Feedback on JavaPresse Coffee Grinder

Background

JavaPresse produces and sells possibly the most popular manual coffee grinder in the world which is available for purchase on various Ec-commerce stores including the company's website and Amazon.

The majority of the cutomers that have purchased the product seem to have been satisfied with unsatisfactory feedback seeming to be relatively low.

Data Description

Data was acquired from Amazon using web scraping which includes

• 5000 descriptive reviews left by various customers;
• The corresponding star rating on a scale of 1-5 (with 1 being the lowest).

The dataset used for the project is available on Kaggle and can be accessed using this link.

Methodology

The master data contains reviews that are divided into five different classes and a preview is shown below.

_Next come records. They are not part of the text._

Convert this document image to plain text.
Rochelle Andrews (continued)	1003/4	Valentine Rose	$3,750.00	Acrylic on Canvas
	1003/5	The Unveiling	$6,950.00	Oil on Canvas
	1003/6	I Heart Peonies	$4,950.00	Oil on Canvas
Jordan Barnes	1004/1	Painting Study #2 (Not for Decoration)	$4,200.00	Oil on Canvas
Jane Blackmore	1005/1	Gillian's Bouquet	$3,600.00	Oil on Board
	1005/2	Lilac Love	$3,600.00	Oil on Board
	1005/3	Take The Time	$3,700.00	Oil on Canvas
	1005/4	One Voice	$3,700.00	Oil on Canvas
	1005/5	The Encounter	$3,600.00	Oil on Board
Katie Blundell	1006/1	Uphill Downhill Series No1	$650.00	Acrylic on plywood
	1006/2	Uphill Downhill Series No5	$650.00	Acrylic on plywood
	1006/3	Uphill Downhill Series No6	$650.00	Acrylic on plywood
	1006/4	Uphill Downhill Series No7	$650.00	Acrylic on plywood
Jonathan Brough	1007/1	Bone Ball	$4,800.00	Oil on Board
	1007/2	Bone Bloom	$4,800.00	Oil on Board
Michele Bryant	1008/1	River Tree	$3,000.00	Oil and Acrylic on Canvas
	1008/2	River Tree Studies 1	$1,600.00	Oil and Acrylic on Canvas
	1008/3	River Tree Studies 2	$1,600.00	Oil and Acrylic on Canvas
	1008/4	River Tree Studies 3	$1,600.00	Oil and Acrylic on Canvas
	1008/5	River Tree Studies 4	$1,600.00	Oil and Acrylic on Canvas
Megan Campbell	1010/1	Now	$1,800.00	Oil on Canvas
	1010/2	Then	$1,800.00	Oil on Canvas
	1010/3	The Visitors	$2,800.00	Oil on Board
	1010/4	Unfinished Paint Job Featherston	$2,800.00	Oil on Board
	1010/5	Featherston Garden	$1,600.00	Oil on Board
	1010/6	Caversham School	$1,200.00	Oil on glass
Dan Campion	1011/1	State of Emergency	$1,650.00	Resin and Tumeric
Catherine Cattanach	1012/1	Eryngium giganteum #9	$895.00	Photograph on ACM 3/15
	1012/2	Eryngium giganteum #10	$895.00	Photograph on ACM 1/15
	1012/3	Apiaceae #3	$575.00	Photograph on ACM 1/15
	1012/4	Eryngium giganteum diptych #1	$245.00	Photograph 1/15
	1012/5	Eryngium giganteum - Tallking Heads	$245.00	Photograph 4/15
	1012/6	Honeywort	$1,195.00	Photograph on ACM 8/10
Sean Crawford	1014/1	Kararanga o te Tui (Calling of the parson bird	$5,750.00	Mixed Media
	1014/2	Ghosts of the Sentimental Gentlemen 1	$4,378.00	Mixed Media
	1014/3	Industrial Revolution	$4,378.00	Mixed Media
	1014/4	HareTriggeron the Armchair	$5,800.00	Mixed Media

Visualization of the class distributions after reccategorization into two different classes, namely positive/non critical (denoted as 1 in the chart) and negative/critical (denoted as 0 in the chart) shows that the latter are in the minority as mentioned earlier.

The text data was cleaned using a variety of techniques including removal of special characters and stopwords through tokenization.

Various machine learning algorithms including a simple feedforward neural network were selected to build a classification model through undersampling and assigning class weights using tf-idf (and word embeddings for the latter) to evaluate their performances on the available data.

Since the data is highly imblanced, conventional evaluation techniques like accuracy weren't deemed suitable to evaluate model performance; Recall, Precision & F1 metrics for the minority class were used instead by defining custom scorers.

Results

The neural network model was overfitting (most likely due to lack of sufficient training data as shown below) and was outperformed by logistic regression and support vector classifiers.

Although it was able to produce recall scores of up to 85 %, precision for various model using Undersampling was lower than 50 % for the target class. Comparatively, using class weights (with both tf-idf and word embeddings) resulted in over 80 % recall, 50 % precision and higher F1-Scores.

Finally, a grid search was performed for hyperparameter tuning to improve model performance (whilst modeling with class weights); the corresponding confusion matrices are shown below.

Grid Search through Pipelines using cross validation seems to have improved F1-Scores slightly for the target class.

A copy of the working notebook is available here and a short video presentation is available here.

Conclusion

Logistic Regression and Support Vector classifiers with tf-idf and Singular Value Decomposition provide over 50 % precision and 80 % recall relatively quickly.

Word Embeddings can be used to improve the accuracy of the model with the help of LSTM/GRU but additional data will be required to implement them effectively.